Pierre-Noël Giraud : Les acteurs financiers ne sont pas contraints de frauder, cela finit d'ailleurs toujours par se retourner contre eux. Mais il y a des asymétries d'informations, autrement dit, une banque connait toujours mieux le produit qu'elle vend que le client auquel elle s'adresse. N'importe quel commerçant a de toute façon tendance à dissimuler les défauts du produit qu'il vend, s'il en a.

Les banques ont diffusé dans l'économie des produits sophistiqués qui étaient plus risqués qu'ils n'en avaient l'air, mais elles avaient elles-mêmes du mal à en évaluer le risque, au même titre que les agences de notation d'ailleurs. Cependant, elles ont gardé une partie des rendements et transféré les risques vers d'autres acteurs.

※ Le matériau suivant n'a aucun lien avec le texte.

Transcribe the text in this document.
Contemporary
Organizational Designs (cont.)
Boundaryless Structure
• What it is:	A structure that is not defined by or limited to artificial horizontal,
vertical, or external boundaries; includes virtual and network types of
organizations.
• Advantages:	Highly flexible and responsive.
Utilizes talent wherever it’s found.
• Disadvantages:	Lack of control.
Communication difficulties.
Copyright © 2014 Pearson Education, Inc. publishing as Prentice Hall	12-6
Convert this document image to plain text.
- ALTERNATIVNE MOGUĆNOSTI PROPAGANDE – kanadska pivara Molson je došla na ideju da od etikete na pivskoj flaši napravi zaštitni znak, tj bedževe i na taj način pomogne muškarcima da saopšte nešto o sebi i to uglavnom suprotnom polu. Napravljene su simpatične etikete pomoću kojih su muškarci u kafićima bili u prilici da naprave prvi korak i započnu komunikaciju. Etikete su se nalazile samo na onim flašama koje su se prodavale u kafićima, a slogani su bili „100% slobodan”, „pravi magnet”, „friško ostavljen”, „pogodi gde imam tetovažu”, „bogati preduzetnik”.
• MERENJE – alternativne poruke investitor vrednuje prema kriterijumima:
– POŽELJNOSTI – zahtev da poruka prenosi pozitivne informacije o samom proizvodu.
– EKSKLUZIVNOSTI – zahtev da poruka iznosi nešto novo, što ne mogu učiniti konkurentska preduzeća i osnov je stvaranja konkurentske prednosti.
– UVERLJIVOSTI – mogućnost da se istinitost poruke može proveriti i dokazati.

Mathieu Mucherie : Il faudrait davantage de cas pour parler d'une pratique commune. Les différents scandales ont touché le secteur financier, mais des métiers et des segments différents au sein de celui-ci.

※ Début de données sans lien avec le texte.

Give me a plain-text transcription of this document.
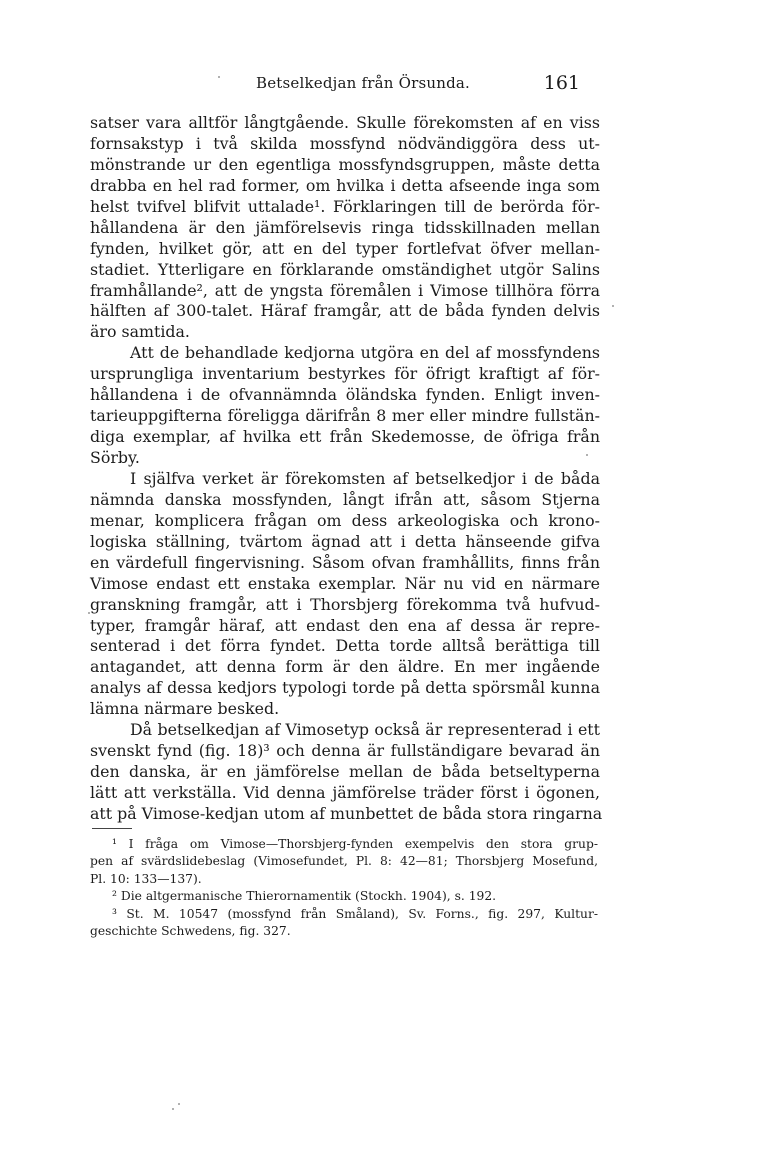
Betselkedjan från Örsunda.	161
satser vara alltför långtgående. Skulle förekomsten af en viss
fornsakstyp i två skilda mossfynd nödvändiggöra dess ut-
mönstrande ur den egentliga mossfyndsgruppen, måste detta
drabba en hel rad former, om hvilka i detta afseende inga som
helst tvifvel blifvit uttalade¹. Förklaringen till de berörda för-
hållandena är den jämförelsevis ringa tidsskillnaden mellan
fynden, hvilket gör, att en del typer fortlefvat öfver mellan-
stadiet. Ytterligare en förklarande omständighet utgör Salins
framhållande², att de yngsta föremålen i Vimose tillhöra förra
hälften af 300-talet. Häraf framgår, att de båda fynden delvis
äro samtida.
Att de behandlade kedjorna utgöra en del af mossfyndens
ursprungliga inventarium bestyrkes för öfrigt kraftigt af för-
hållandena i de ofvannämnda öländska fynden. Enligt inven-
tarieuppgifterna föreligga därifrån 8 mer eller mindre fullstän-
diga exemplar, af hvilka ett från Skedemosse, de öfriga från
Sörby.
I själfva verket är förekomsten af betselkedjor i de båda
nämnda danska mossfynden, långt ifrån att, såsom Stjerna
menar, komplicera frågan om dess arkeologiska och krono-
logiska ställning, tvärtom ägnad att i detta hänseende gifva
en värdefull fingervisning. Såsom ofvan framhållits, finns från
Vimose endast ett enstaka exemplar. När nu vid en närmare
granskning framgår, att i Thorsbjerg förekomma två hufvud-
typer, framgår häraf, att endast den ena af dessa är repre-
senterad i det förra fyndet. Detta torde alltså berättiga till
antagandet, att denna form är den äldre. En mer ingående
analys af dessa kedjors typologi torde på detta spörsmål kunna
lämna närmare besked.
Då betselkedjan af Vimosetyp också är representerad i ett
svenskt fynd (fig. 18)³ och denna är fullständigare bevarad än
den danska, är en jämförelse mellan de båda betseltyperna
lätt att verkställa. Vid denna jämförelse träder först i ögonen,
att på Vimose-kedjan utom af munbettet de båda stora ringarna
¹ I fråga om Vimose—Thorsbjerg-fynden exempelvis den stora grup-
pen af svärdslidebeslag (Vimosefundet, Pl. 8: 42—81; Thorsbjerg Mosefund,
Pl. 10: 133—137).
² Die altgermanische Thierornamentik (Stockh. 1904), s. 192.
³ St. M. 10547 (mossfynd från Småland), Sv. Forns., fig. 297, Kultur-
geschichte Schwedens, fig. 327.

La spécificité financière consiste à ce que, dans certains cas, les montants engagés sont si élevés que les conséquences en deviennent systémiques, c'est à dire que le reste de l'économie est affecté. Ce fut le cas de LTCM (Long Term Capital Management, un fond spéculatif ayant fait faillite, ndlr) en 1998. Dire que la finance est gangrenée parce qu'on a repéré quelques cas problématiques me paraît exagéré.

D'un côté, les épargnants demandent un rendement important et, de l'autre, ils réclament un taux très bas. Lorsqu'on exige un rendement de 5%, il faut accepter un certain niveau de risque et de volatilité. Pour gérer cette injonction, certains vont alors trop loin ce qui est susceptible de dégénérer en fraude.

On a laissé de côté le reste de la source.